Prem himself is out of step with his environment as the music he loves. He is an all-round underachiever who is easily bulldozed by his overbearing family into marrying the overweight and well-educated Sandhya (Bhumi Pednekar). It is hoped that Sandhya will bring much-needed income into the diminishing family account once she completes her teacher’s training degree. The question of whether the two are compatible, let alone happy, simply doesn’t arise.
Prem has a ready excuse to despise Sandhya – she is on the heavy side – but the baggage he carries in his soul cannot be measured in kilos and grams. An obstacle race that requires Prem to hoist his wife on his scrawny shoulders becomes an apt metaphor for the heavy lifting that is required in a marriage, arranged or otherwise.
Writer and director Sharat Katariya plonks the classic odd-couple premise in the midst of a recognisably shabby household in danger of sliding into genteel poverty. The documentary feel to Meenal Agarwal’s production design, the conversational dialogue and naturalistic acting, Manu Anand’s rich camerawork, and the use of actual locations in Haridwar and Rishikesh are effectively deployed to unmask the psychological oppressiveness and emotional violence that are as much a part of Indian family life as its support structures.
Dum Lage Ke Haisha works perfectly well as an offbeat romantic comedy. But lurking beneath its good-natured humour is a critique of parents, siblings and friends who are oblivious to an individual’s needs and unwilling to advise anything conformity and compromise when things go wrong.
Sandhya has it better than Prem. Her family appears relieved that she has finally tied the knot, and even though she has a casually cruel younger brother who doesn’t think twice before commenting on her weight, she is confident enough to endure the ignominy of being rejected by a man several stops away from her station and seize the initiative in the early days of their relationship.
Despite his emphasis on life-as-it-is realism, Katariya allows himself one fantasy.

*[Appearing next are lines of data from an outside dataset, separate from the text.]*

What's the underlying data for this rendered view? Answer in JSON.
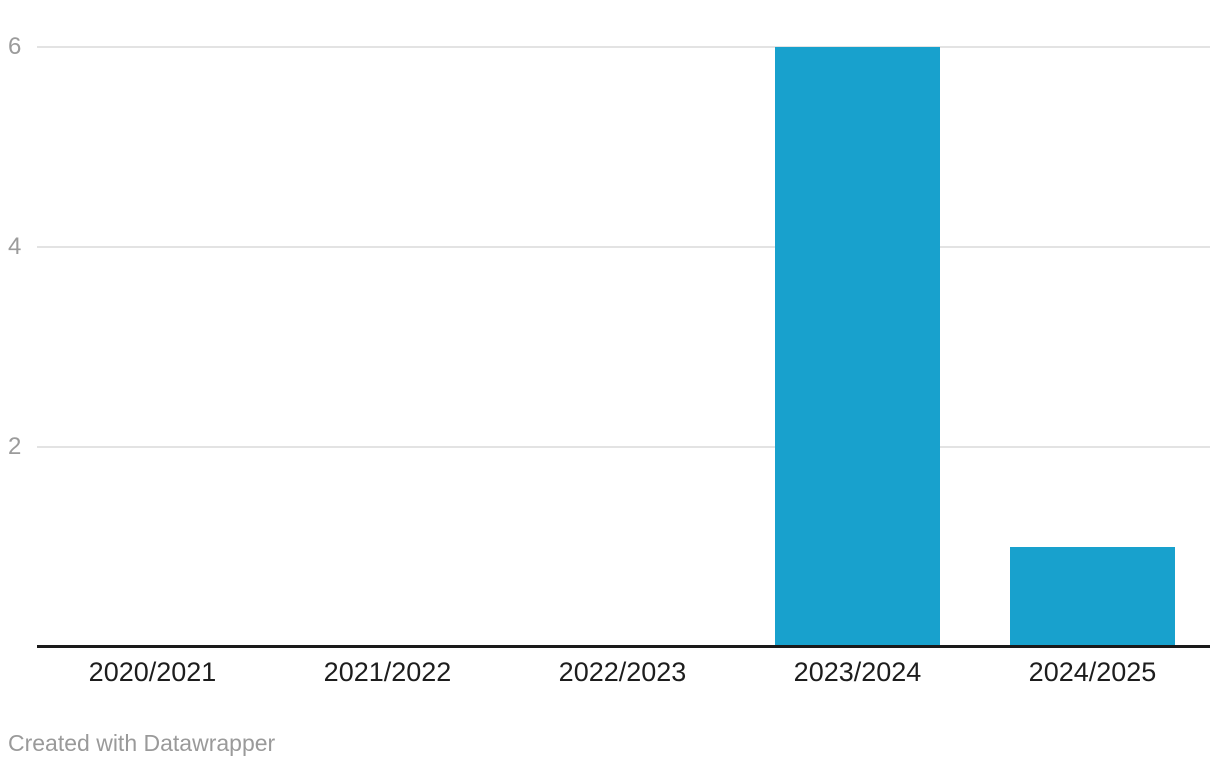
{
  "chart_data": {
    "type": "bar",
    "categories": [
      "2020/2021",
      "2021/2022",
      "2022/2023",
      "2023/2024",
      "2024/2025"
    ],
    "values": [
      0,
      0,
      0,
      6,
      1
    ],
    "title": "",
    "xlabel": "",
    "ylabel": "",
    "ylim": [
      0,
      6
    ],
    "yticks": [
      2,
      4,
      6
    ],
    "grid": true,
    "legend_position": "none",
    "bar_color": "#18a1cd"
  },
  "colors": {
    "background": "#ffffff",
    "bar": "#18a1cd",
    "grid_line": "#e3e3e3",
    "axis_line": "#1a1a1a",
    "y_tick_label": "#9b9b9b",
    "x_tick_label": "#1d1d1d",
    "footer_text": "#9a9a9a"
  },
  "footer": {
    "attribution": "Created with Datawrapper"
  }
}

Sandhya, inexplicably, is attracted to the perpetually bad-tempered Prem, even though he visibly blanches at the sight of her, is terrified at the thought of sex with her, and shames her before his friends.
Is Prem suffering from wedding nerves or does he have a problem with fat women? Katariya suggests a bit of both and then some. The screenplay is evenly balanced between its lead characters, and Pednekar gives a confident and winning performance in her first screen appearance. But Dum Laga Ke Haisha’s hero is its anti-hero.
Put down repeatedly by his well-meaning but patriarchal father (Sanjay Mishra), mollycoddled by his mother (Alka Amin) and aunt (Sheeba Chaddha) and patronised by fellow members of his Rashtriya Swayamsevak Sangh-like group that dispenses bodily and spiritual advice on a daily basis, Prem is a man on the verge of a nervous breakdown. Khurrana burst on the scene with the comedy Vicky Donor in 2012 and has headlined a few movies since, but he works best in an ensemble. In Dum Laga Ke Haisha, Khurrana truthfully and beautifully depicts Prem’s journey from insecurity to self-assurance. Crowded out by his family and defeated by life’s demands, Prem’s journey begins after Sandhya’s has ended.
The conventional payoff is richly earned. Katariya, who made his debut with the independent feature 10ml Love in 2010, packs his second movie with psychological acuity and density. The tiny moments and minute observations add up to a 111-minute portrait of the small dreams of ordinary people similar to Rajat Kapoor’s Aankon Dekhi. Dum Lage Ke Haisha shares with Aankon Dekhi several actors, its production designer and costume designer (Darshan Jalan), and the evocation of the rhythms and quirks of life in small-town North India.
But while Aankhon Dekhi drifted into magical realism, Dum Laga Ke Haisha cleaves to the romantic message of Hindi movie songs from 20 years ago: true love is hard, cruel and demanding, but it can move mountains and make a full-scale hero out of a size zero.